Monday, February 27, 2012

Dear Michelle (wherein I write a post that for once is shorter than yours)

I wrote that title to keep myself in check, because I am fully capable of writing a post that is long enough to also wipe something up, like my sweat after I go to the gym this afternoon (can you believe it?)

I get that school is just one of those things. I go through cycles of thinking that school is the easiest thing ever and I hardly even have to try to breeze through it with all As to feeling like I'm being swept mercilessly against the cold forbidding rocks of academia by tidal waves of dead-eyed cynicism. That analogy kind of got away from me. Without school, however, I will become a pretty useless excuse for a person. Well, with school it's entirely possible that I will still be useless, but my chances at succeeding in life are at least a little bit better.

I really like dancing but the truth is that I have little coordination, so sometimes I look at a dance and I'm like, I can do that, and then when I actually try it it turns out I can't even move my hands at the same time as my feet. It's pretty humbling. But I can accept that dance isn't something I have natural talent at. But the way you were describing dance and what it means to you reminded me of how I feel about language, sort of in a lot of ways. I mean, I'm really linguistically oriented, and anything that relates to linguistics really fascinates me. And the thing is, I have an alright aptitude for things like that. Like, I can actually have a completely autonomous desire to learn things about language and linguistics. I don't think I've ever had that kind of motivation with anything else. Like with writing, I did all the research and work and exercises and the worldbuilding without anyone else telling me what to do or how to do it, and it was actually fun.
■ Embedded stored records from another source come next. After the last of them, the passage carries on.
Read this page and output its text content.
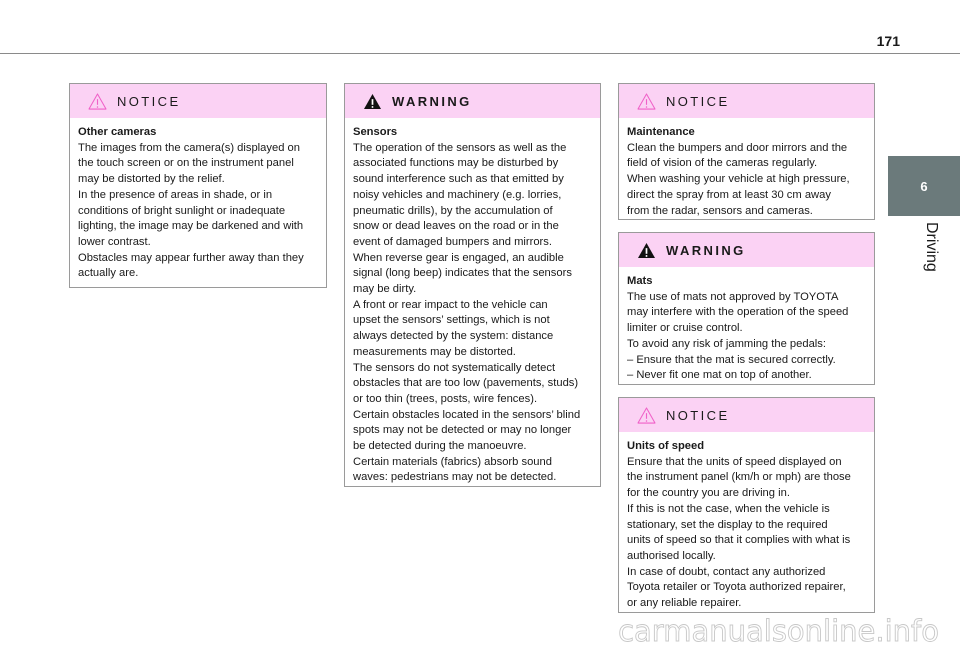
171
6
Driving
NOTICE

Other cameras

The images from the camera(s) displayed on

the touch screen or on the instrument panel

may be distorted by the relief.

In the presence of areas in shade, or in

conditions of bright sunlight or inadequate

lighting, the image may be darkened and with

lower contrast.

Obstacles may appear further away than they

actually are.

WARNING

Sensors

The operation of the sensors as well as the

associated functions may be disturbed by

sound interference such as that emitted by

noisy vehicles and machinery (e.g. lorries,

pneumatic drills), by the accumulation of

snow or dead leaves on the road or in the

event of damaged bumpers and mirrors.

When reverse gear is engaged, an audible

signal (long beep) indicates that the sensors

may be dirty.

A front or rear impact to the vehicle can

upset the sensors’ settings, which is not

always detected by the system: distance

measurements may be distorted.

The sensors do not systematically detect

obstacles that are too low (pavements, studs)

or too thin (trees, posts, wire fences).

Certain obstacles located in the sensors’ blind

spots may not be detected or may no longer

be detected during the manoeuvre.

Certain materials (fabrics) absorb sound

waves: pedestrians may not be detected.

NOTICE

Maintenance

Clean the bumpers and door mirrors and the

field of vision of the cameras regularly.

When washing your vehicle at high pressure,

direct the spray from at least 30 cm away

from the radar, sensors and cameras.

WARNING

Mats

The use of mats not approved by TOYOTA

may interfere with the operation of the speed

limiter or cruise control.

To avoid any risk of jamming the pedals:

– Ensure that the mat is secured correctly.

– Never fit one mat on top of another.

NOTICE

Units of speed

Ensure that the units of speed displayed on

the instrument panel (km/h or mph) are those

for the country you are driving in.

If this is not the case, when the vehicle is

stationary, set the display to the required

units of speed so that it complies with what is

authorised locally.

In case of doubt, contact any authorized

Toyota retailer or Toyota authorized repairer,

or any reliable repairer.

carmanualsonline.info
The same goes with Korean. I frigging love deciding to undertake something on my own and then it turning out that I'm perfectly capable of doing it well. Which reminds me that my next question for the Korean girl in my choir is what the difference is between 이용하다, 활용하다, and 사용하다, because everywhere I look, they all mean "to use". I need to know this because that's a really important verb and I don't want to say the wrong one at the wrong time. I'm so paranoid about that kind of thing. It pretty much goes without saying that I'm going to end up offending a lot of people when I speak to them in Korean just because I've never had to think this much about customs and propriety before.
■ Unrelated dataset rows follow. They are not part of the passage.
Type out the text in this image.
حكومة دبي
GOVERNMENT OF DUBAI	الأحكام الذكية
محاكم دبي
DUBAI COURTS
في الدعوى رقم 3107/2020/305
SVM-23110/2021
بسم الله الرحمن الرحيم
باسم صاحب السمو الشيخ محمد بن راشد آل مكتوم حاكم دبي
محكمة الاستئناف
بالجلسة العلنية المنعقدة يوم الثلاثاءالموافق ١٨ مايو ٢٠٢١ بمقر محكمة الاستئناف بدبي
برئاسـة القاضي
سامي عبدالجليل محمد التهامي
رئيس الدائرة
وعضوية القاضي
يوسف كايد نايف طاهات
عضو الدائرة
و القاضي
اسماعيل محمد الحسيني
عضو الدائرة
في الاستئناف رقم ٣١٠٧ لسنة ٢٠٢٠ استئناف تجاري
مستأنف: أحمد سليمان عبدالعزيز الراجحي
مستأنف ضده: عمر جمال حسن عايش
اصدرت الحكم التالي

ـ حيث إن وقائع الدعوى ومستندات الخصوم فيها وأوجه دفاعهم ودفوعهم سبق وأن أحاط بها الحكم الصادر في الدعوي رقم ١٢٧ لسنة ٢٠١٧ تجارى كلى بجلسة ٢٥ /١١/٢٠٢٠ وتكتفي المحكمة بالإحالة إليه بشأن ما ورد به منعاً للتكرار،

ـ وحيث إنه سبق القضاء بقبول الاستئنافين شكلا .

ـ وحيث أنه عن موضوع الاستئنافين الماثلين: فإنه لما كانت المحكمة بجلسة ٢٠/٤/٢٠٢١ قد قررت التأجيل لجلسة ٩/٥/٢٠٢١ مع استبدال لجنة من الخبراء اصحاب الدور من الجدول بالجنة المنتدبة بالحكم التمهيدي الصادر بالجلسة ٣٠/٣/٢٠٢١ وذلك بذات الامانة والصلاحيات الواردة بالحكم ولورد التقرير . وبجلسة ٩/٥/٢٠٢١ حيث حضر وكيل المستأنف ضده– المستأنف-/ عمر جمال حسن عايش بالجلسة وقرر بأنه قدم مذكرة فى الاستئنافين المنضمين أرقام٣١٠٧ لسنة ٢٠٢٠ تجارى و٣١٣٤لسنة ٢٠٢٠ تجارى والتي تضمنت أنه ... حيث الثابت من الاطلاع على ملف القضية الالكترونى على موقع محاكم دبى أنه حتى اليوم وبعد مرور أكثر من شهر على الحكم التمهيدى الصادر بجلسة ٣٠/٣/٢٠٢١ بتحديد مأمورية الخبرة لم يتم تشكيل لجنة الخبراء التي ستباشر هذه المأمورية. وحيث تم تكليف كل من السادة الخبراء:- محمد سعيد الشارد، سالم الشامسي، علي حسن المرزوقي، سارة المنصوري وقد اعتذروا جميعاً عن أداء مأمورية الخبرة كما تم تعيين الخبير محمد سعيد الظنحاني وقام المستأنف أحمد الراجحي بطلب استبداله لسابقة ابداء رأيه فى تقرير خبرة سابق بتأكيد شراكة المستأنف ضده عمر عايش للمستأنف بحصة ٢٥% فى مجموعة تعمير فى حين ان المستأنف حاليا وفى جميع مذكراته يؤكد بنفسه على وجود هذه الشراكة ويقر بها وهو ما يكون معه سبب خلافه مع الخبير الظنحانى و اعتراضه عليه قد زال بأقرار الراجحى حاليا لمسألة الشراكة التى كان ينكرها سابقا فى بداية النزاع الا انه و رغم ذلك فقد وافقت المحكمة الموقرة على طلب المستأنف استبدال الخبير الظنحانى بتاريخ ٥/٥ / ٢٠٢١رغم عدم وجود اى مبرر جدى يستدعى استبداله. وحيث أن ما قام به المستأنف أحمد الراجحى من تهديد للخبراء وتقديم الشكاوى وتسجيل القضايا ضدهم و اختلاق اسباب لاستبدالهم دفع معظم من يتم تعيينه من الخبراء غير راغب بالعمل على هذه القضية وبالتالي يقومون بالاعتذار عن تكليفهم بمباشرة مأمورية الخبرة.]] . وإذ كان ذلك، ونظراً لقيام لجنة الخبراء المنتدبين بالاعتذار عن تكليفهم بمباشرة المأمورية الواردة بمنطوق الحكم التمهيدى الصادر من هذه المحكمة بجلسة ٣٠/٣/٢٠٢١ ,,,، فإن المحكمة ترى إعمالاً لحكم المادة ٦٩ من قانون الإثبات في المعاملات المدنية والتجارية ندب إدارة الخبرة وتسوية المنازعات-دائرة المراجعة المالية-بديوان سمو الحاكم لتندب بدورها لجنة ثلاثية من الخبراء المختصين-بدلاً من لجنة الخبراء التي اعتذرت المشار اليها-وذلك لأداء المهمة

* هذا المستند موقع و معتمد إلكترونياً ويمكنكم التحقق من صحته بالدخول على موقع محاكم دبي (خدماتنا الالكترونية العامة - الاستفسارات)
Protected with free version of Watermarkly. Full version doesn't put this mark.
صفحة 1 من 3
It's pretty awesome that you got that part in Beauty and the Beast. Initially I wrote that as "Beasty and the Beast", and I'm suddenly realizing that that could be a pretty good story. Anyway, I know what you mean about feeling like being put into mezzo soprano is somehow an insult to your singing skills. I feel like I could be a pretty awesome alto, but I, too, am a mezzo soprano and we seem to get overlooked a lot. It's okay though, because if there's one thing I'm good at it's staying in the background. And that's important in a choir. Anyway, about sounding operatic, a lot of it comes down to really good breath control, which is something I've never been good at but I'm sure with practice you can totally kill it. Plus you were always better at swimming so your breath control is probably better than mine to begin with.
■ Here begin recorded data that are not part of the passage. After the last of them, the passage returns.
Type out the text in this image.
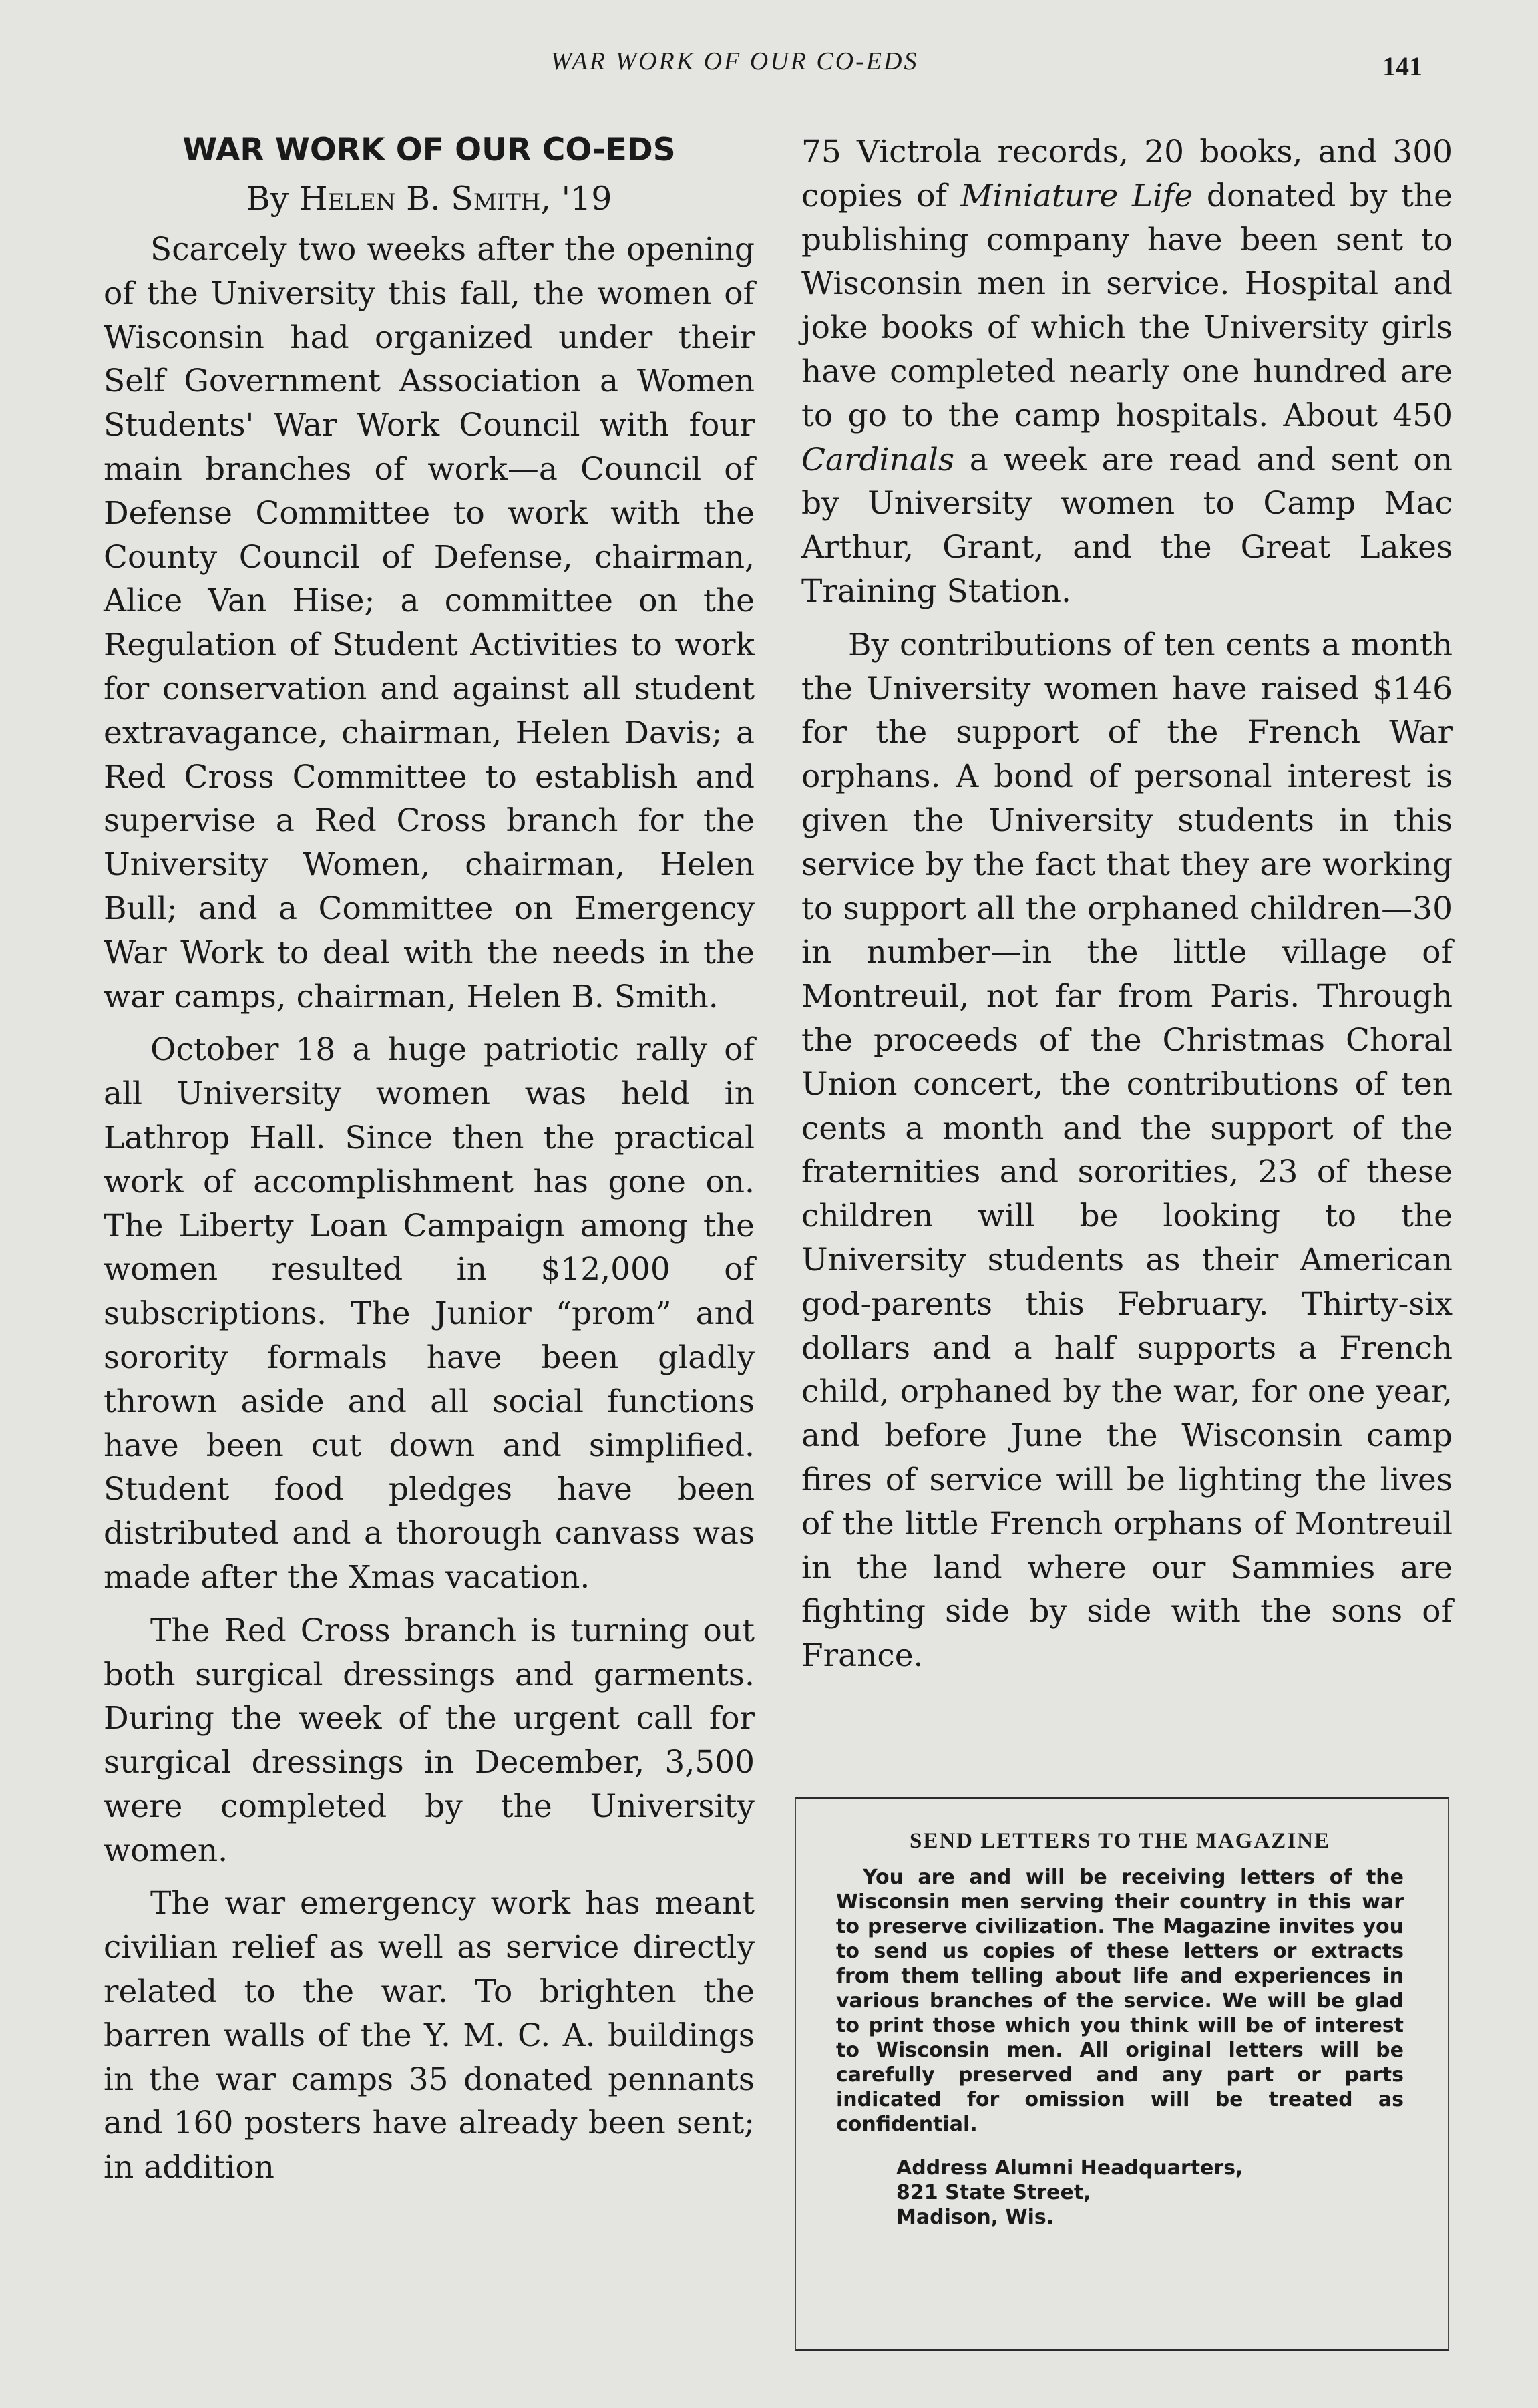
WAR WORK OF OUR CO-EDS	141
WAR WORK OF OUR CO-EDS
By Helen B. Smith, '19

Scarcely two weeks after the opening of the University this fall, the women of Wisconsin had organized under their Self Government Association a Women Students' War Work Council with four main branches of work—a Council of Defense Committee to work with the County Council of Defense, chairman, Alice Van Hise; a committee on the Regulation of Student Activities to work for conservation and against all student extravagance, chairman, Helen Davis; a Red Cross Committee to establish and supervise a Red Cross branch for the University Women, chairman, Helen Bull; and a Committee on Emergency War Work to deal with the needs in the war camps, chairman, Helen B. Smith.

October 18 a huge patriotic rally of all University women was held in Lathrop Hall. Since then the practical work of accomplishment has gone on. The Liberty Loan Campaign among the women resulted in $12,000 of subscriptions. The Junior “prom” and sorority formals have been gladly thrown aside and all social functions have been cut down and simplified. Student food pledges have been distributed and a thorough canvass was made after the Xmas vacation.

The Red Cross branch is turning out both surgical dressings and garments. During the week of the urgent call for surgical dressings in December, 3,500 were completed by the University women.

The war emergency work has meant civilian relief as well as service directly related to the war. To brighten the barren walls of the Y. M. C. A. buildings in the war camps 35 donated pennants and 160 posters have already been sent; in addition

75 Victrola records, 20 books, and 300 copies of Miniature Life donated by the publishing company have been sent to Wisconsin men in service. Hospital and joke books of which the University girls have completed nearly one hundred are to go to the camp hospitals. About 450 Cardinals a week are read and sent on by University women to Camp Mac Arthur, Grant, and the Great Lakes Training Station.

By contributions of ten cents a month the University women have raised $146 for the support of the French War orphans. A bond of personal interest is given the University students in this service by the fact that they are working to support all the orphaned children—30 in number—in the little village of Montreuil, not far from Paris. Through the proceeds of the Christmas Choral Union concert, the contributions of ten cents a month and the support of the fraternities and sororities, 23 of these children will be looking to the University students as their American god-parents this February. Thirty-six dollars and a half supports a French child, orphaned by the war, for one year, and before June the Wisconsin camp fires of service will be lighting the lives of the little French orphans of Montreuil in the land where our Sammies are fighting side by side with the sons of France.

SEND LETTERS TO THE MAGAZINE
You are and will be receiving letters of the Wisconsin men serving their country in this war to preserve civilization. The Magazine invites you to send us copies of these letters or extracts from them telling about life and experiences in various branches of the service. We will be glad to print those which you think will be of interest to Wisconsin men. All original letters will be carefully preserved and any part or parts indicated for omission will be treated as confidential.
Address Alumni Headquarters,
821 State Street,
Madison, Wis.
I could be your piano teacher. I don't know how good of a teacher I'd be, but we seem to see piano playing in sort of the same way (play what you want, when you want), so I guess that could be pretty good. But I'd have to turn into a bit of a slave driver because, not to be mean or anything, your musical motivation is usually at a pretty low ebb.

I should like go do school or something. I just had to pause this whole post-writing thing for a little while because I was listening to "Breath" by Beast and basically every time I listen to that song I have to stop everything and wait for the moment when YoSeob does this incredibly strong sustained note that has exactly the perfect amount of vibrato at the end of it and I think it brings a tear of admiration to my eye every time I hear it.

Anyway that's my story. I really failed at the whole writing a short post thing, didn't I?